Semua atensi yang ada di ruangan tersebut teralihkan ke Aksa saat laki-laki membuka suara disertai dengan tangan yang terangkat. Naraya mendengus seakan tahu kalau Aksa sebentar lagi akan mengajukan hal yang membuatnya sakit kepala.
"Lo keberatan sama apa, Sa?" tanya Bang Arnan.
"Gue mau kehidupan di belakang panggung gue jangan di sorot," ucap Aksa.
Naraya mengerutkan dahi karena belum bisa menangkap maksud Aksa. "Maksud lo apa?"
"Ya … kegiatan pribadi gue jangan disorot, lah. Apalagi sampe masuk ke rumah pribadi gue," jawab Aksa.
Tuh, kan. Naraya juga bilang apa. Pasti anak ini akan membuatnya sakit kepala. Mana ada dokumenter tapi tidak menyorot hal-hal di belakang panggung? Astaga. Naraya ingin sekali memaki Aksa saat ini juga.
Naraya memijat pangkal hidungnya untuk meredam sakit kepala yang tiba-tiba menyerang begitu Aksa membuka mulutnya. Wanodya yang ada di sebelahnya langsung mengelus pelan lengannya untuk membuat temannya itu sedikit tenang.
"Ya, nggak bisa dong. Dokumenter ini kan tujuannya buat kasih tahu ke fans kalian gimana kalian di balik panggung. Kalo nggak disorot bukan dokumenter lagi dong namanya. Gimana, sih?"
"Ya … urusan kalian buat ganti itu dengan yang lain. Gue nggak mau aja kegiatan gue dilihat orang lain," balas Aksa keukeuh pada pendiriannya.
"Kalo nggak mau disorot nggak usah jadi artis aja, elah. Nggak profesional banget, sih," gerutu Naraya tidak tahan dengan tingkah Aksa.

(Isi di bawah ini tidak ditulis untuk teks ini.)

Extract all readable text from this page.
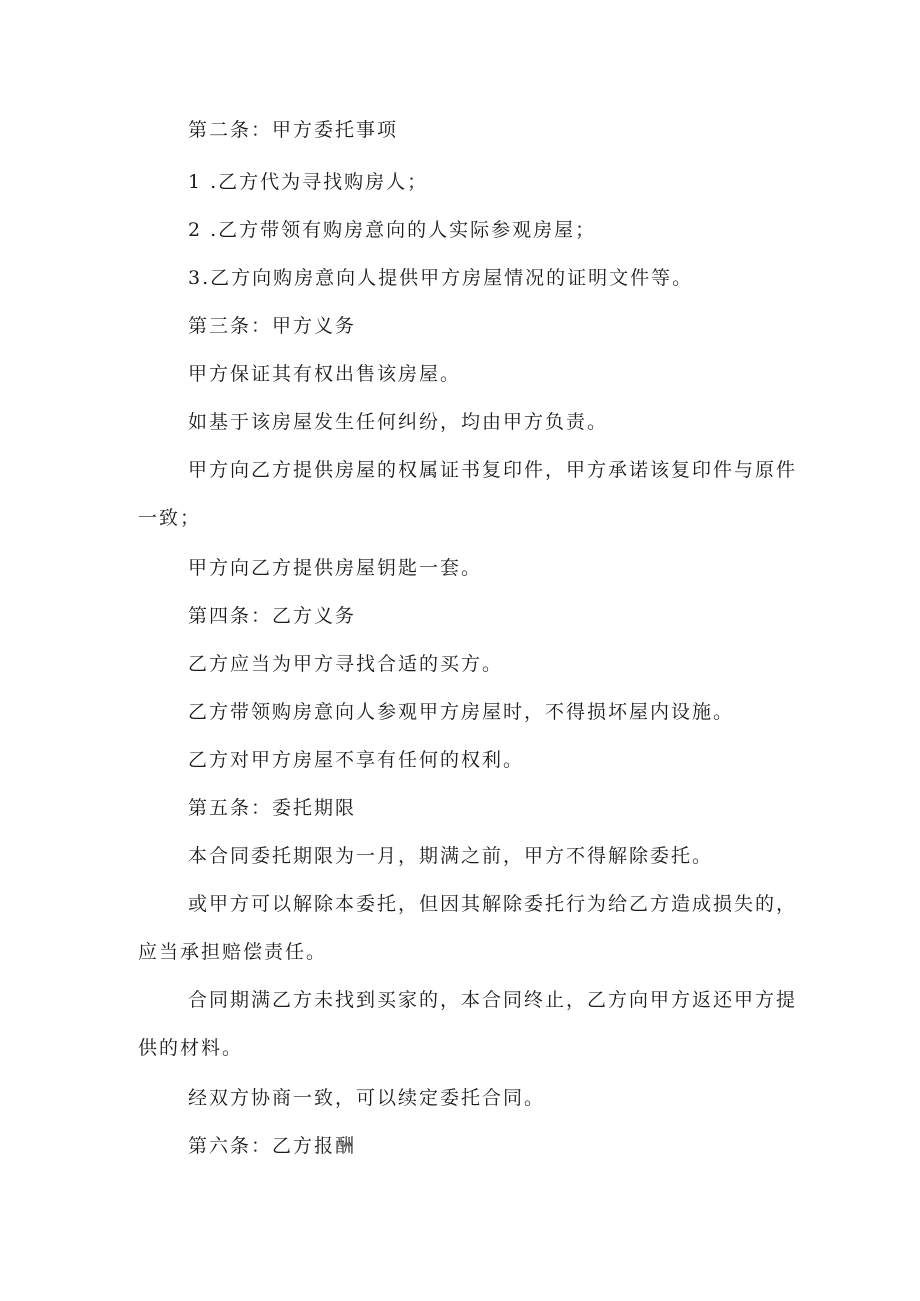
第二条：甲方委托事项

1 .乙方代为寻找购房人；

2 .乙方带领有购房意向的人实际参观房屋；

3.乙方向购房意向人提供甲方房屋情况的证明文件等。

第三条：甲方义务

甲方保证其有权出售该房屋。

如基于该房屋发生任何纠纷，均由甲方负责。

甲方向乙方提供房屋的权属证书复印件，甲方承诺该复印件与原件一致；

甲方向乙方提供房屋钥匙一套。

第四条：乙方义务

乙方应当为甲方寻找合适的买方。

乙方带领购房意向人参观甲方房屋时，不得损坏屋内设施。

乙方对甲方房屋不享有任何的权利。

第五条：委托期限

本合同委托期限为一月，期满之前，甲方不得解除委托。

或甲方可以解除本委托，但因其解除委托行为给乙方造成损失的，应当承担赔偿责任。

合同期满乙方未找到买家的，本合同终止，乙方向甲方返还甲方提供的材料。

经双方协商一致，可以续定委托合同。

第六条：乙方报酬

"Apa lo bilang?!" seru Aksa dengan nada bicara naik satu oktaf.
"Aksa," tegur Lengkara.
"Lo tuh artis, harusnya tahu dong konsekuensi dari pekerjaan lo ini. Kalo lo keberatan dengan kehidupan pribadi lo disorot, mending nggak usah jadi artis, jadi intel aja sana," ketus Naraya.
"Lo--"
"Bawa Aksa keluar, Lengkara," pinta Bang Arnan.